Die Länder Südeuropas fürchten diese Entscheidung jedoch, so die Vanguardia:

**Und wieder einmal hat die Rechtgläubigkeit der Institution ihren Stempel aufgedrückt und dabei eine Flexibilität aus dem Weg geräumt, die dem zaghaften europäischen Aufschwung hilfreich gewesen wäre. (…) Es steht außer Frage, dass die Länder mit höheren Staatsanleihen unter der Anziehung der Zinsen leiden und natürlich auch die Länder, die von einem wirtschaftlichen Aufschwung weit entfernt sind, d.h. die sogenannten Randländer, zu denen auch Spanien gehört.

Zweite Entscheidung, so [Le Figaro Economie](http://www.lefigaro.fr/conjoncture/2011/07/07/04016-20110707ARTFIG00578-la-bce-sauve-le-portugal-et-tacle-moody-s.php): Die Unterstützung Portugals, das durch die Herabsetzung durch Moody's angegriffen wurde.

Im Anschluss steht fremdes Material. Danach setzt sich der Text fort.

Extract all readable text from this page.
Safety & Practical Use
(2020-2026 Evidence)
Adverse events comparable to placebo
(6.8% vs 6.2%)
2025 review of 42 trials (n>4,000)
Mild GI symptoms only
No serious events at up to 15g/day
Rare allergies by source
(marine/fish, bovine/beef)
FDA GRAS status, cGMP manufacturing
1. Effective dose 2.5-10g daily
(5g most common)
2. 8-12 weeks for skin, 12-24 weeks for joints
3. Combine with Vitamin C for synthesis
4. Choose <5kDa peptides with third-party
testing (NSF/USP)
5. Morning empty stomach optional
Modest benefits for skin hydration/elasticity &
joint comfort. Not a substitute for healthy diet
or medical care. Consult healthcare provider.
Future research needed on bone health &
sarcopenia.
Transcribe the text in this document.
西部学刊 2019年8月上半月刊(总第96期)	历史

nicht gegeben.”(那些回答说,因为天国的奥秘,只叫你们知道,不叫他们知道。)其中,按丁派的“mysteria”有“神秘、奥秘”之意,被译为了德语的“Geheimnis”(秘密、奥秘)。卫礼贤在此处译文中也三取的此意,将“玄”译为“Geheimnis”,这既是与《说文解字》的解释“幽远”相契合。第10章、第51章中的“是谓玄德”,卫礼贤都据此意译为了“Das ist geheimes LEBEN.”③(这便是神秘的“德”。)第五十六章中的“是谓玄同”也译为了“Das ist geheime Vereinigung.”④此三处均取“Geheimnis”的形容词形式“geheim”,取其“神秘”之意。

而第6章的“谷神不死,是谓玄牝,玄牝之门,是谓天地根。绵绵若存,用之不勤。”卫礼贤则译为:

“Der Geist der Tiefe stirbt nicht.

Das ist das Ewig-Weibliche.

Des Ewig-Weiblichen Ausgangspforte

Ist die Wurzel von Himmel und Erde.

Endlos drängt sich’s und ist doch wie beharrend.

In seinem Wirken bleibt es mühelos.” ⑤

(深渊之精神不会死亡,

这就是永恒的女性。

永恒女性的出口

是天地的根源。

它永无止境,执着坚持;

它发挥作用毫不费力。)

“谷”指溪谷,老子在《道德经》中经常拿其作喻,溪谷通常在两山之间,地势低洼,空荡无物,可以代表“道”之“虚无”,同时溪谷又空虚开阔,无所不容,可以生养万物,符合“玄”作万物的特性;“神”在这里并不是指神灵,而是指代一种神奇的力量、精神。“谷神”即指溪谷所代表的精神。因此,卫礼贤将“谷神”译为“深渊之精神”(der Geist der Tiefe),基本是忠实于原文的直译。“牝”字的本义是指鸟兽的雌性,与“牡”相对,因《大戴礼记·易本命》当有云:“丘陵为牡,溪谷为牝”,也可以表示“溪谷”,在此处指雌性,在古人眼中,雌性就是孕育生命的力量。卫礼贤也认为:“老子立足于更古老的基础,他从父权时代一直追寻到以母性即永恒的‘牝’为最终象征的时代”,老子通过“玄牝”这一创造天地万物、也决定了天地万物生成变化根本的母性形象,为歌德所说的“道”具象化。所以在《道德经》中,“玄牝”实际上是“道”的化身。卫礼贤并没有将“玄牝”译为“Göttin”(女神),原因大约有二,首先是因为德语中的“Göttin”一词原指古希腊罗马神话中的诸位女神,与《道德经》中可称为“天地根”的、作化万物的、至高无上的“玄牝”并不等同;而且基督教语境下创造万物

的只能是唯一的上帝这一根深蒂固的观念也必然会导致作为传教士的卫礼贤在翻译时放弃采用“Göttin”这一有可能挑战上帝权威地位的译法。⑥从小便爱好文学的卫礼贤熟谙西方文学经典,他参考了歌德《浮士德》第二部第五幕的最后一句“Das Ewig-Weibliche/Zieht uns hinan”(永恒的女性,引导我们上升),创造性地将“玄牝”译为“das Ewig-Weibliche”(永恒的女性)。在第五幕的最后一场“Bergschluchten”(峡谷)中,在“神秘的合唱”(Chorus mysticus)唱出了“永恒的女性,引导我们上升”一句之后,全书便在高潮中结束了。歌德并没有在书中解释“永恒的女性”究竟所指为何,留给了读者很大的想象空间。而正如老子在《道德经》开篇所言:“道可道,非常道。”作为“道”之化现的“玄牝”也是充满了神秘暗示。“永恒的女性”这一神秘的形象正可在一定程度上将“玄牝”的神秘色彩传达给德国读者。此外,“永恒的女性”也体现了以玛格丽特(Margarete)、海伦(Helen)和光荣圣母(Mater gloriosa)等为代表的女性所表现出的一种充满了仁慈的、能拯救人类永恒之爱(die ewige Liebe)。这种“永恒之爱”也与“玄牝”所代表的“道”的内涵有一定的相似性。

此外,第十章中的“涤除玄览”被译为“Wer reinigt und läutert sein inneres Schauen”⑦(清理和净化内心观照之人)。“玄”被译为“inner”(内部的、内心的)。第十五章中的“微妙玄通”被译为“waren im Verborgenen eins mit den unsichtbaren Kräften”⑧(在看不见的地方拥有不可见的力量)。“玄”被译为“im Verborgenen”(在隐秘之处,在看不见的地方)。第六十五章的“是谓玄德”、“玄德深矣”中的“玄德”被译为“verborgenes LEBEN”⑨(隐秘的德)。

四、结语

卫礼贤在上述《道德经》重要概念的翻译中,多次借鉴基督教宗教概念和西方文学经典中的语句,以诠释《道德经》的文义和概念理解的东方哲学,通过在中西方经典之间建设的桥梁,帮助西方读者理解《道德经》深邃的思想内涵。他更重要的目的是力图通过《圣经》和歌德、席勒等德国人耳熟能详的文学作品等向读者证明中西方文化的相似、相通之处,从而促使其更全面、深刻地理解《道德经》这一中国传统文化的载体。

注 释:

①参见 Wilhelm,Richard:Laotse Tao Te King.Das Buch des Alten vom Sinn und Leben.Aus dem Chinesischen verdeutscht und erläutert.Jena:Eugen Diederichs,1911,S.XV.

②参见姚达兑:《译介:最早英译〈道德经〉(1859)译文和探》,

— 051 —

**Die Verkündung der 'sofortigen’ Aussetzung der Rating-Kriterien ermöglicht es, die Schulden Portugals im Gegenzug zu den Finanzierungsoperationen der EZB zu akzeptieren. Diese souveräne Entscheidung ermöglicht dem europäischen Geldinstitut alle portugiesischen Schuldverschreibungen anzunehmen, egal wie hoch sie von den Rating-Agenturen benotet wurden, wodurch den portugiesischen Banken eine für sie tödliche Liquiditätskrise erspart bleibt, erklärt Le Figaro Economie. Die EZB fügt dem Haushalts-Rettungsschirm des IWF und der Europäischen Union einen Währungsrettungsschirm hinzu. Ein direkter Angriff auf die Rating-Agenturen, eine Kritik, die man eher aus dem Munde von Politikern hört als von Bankern der EZB.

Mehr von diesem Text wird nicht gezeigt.